In multi-party proceedings of this magnitude, it is not unusual for interests to converge and diverge at different stages. Given the complexity of the criminal case and the large number of overseas HEX Members—many of whom are dissidents with limited legal resources undersigned counsel believed that the justice system would benefit from hearing their voices. Counsel's participation has always been motivated by a sincere commitment to ensuring that this vulnerable community was fairly represented and that justice was served.
### **IV. WIDESPREAD FAILURE TO UNDERSTAND THE U.S. BANKRUPTCY COURT**
While neither the Court, its personnel, nor an unrelated attorney may provide legal advice
to non-clients, a well-established principle in legal ethics is that it is always appropriate to respond to such inquiries with: "I think you should consult a U.S.-based attorney about that."
One persistent misunderstanding has undermined the handling of these forfeiture cases from the beginning: non-attorneys unfamiliar with the U.S. legal system have incorrectly assumed that the U.S. Bankruptcy Court is a subordinate branch of this U.S. District Court for the Southern District of New York. This error has led to significant missteps, unnecessary complaints cluttering the Court's docket, and irrelevant discussions—all stemming from the misguided notion that this Court can issue orders to the Bankruptcy Trustee or the Bankruptcy Court in Connecticut. To this, counsel can only advise: "You should speak with a U.S.-based attorney about that."
The undersigned counsel shares the movants' concerns regarding the excessive expenses . The underlying bankruptcy petition is a Chapter 11 reorganization case, which is designed to restructure struggling entities and restore them to viability—even if that requires legal or operational changes to ensure compliance. Under Chapter 11, a qualified trustee could modify the business model to address any defects, remove legal, regulatory, or practical barriers to success, and guide the reorganized entities toward profitability. Creditors with valid claims could then receive payments over an extended timeline, with the potential for full recovery. However, the trustee failed to pursue any such reorganization. Moreover, the Chapter 11 petition improperly lists Ho Wan Kwok as an individual debtor rather than as a business entity.
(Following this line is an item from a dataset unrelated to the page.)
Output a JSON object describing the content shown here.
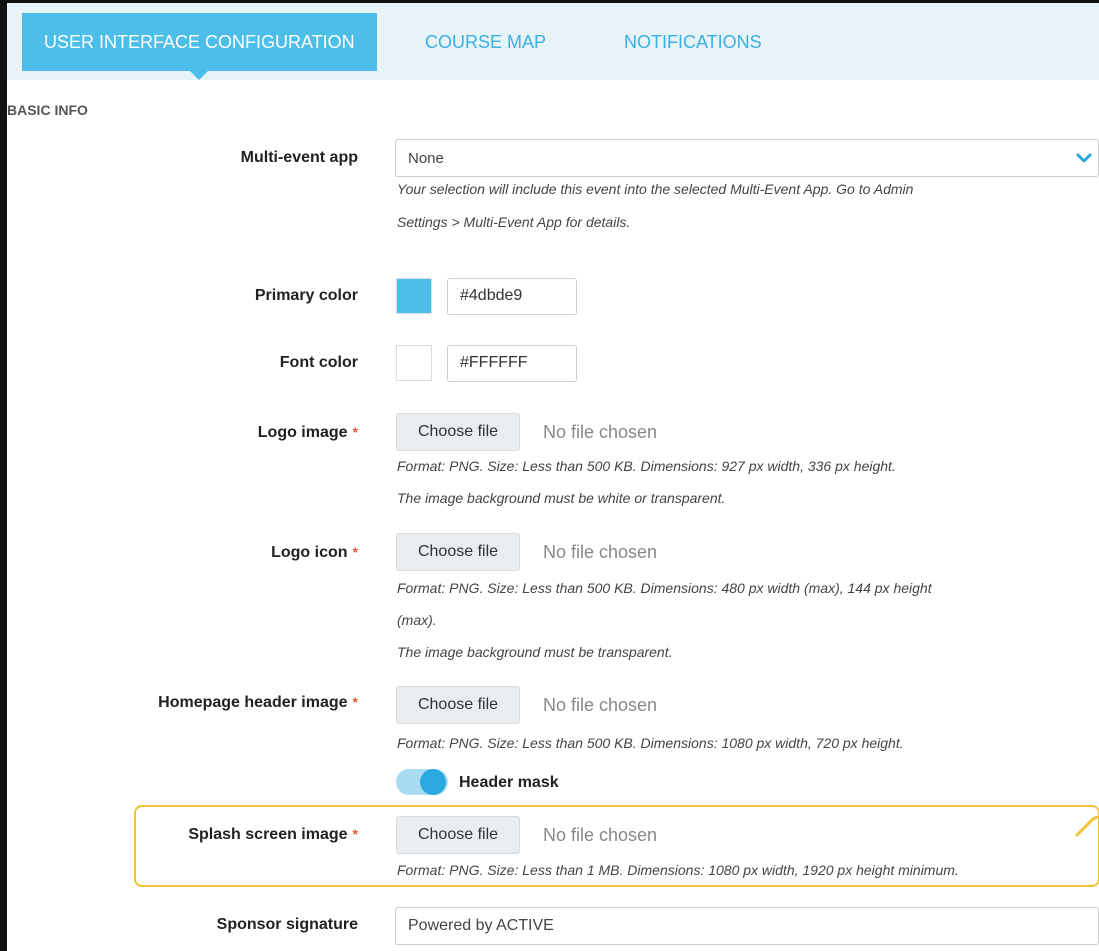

That said, repeated efforts to enlist this Court in issuing orders to the bankruptcy trustee
represent an inefficient use of judicial resources. Individuals concerned about these apparent
violations of bankruptcy law must file appropriate motions in the U.S. Bankruptcy Court for the
District of Connecticut, where the proceeding is venued—not here.
Dated: October 22, 2025
Dated: October 22, 2025 RESPECTFULLY SUBMITTED
/s/ Brad Geyer Bradford L. Geyer, PHV NJ 022751991 Suite 141 Route 130 S. 303 Cinnaminson, NJ 08077 [Brad@FormerFedsGroup.Com](mailto:Brad@FormerFedsGroup.Com) (856) 607-5708
# **CERTIFICATE OF SERVICE**
I hereby certify that on October 22, 2025, a true and accurate copy of the forgoing was electronically filed and served through the ECF system of the U.S. District Court for the Southern District of New York.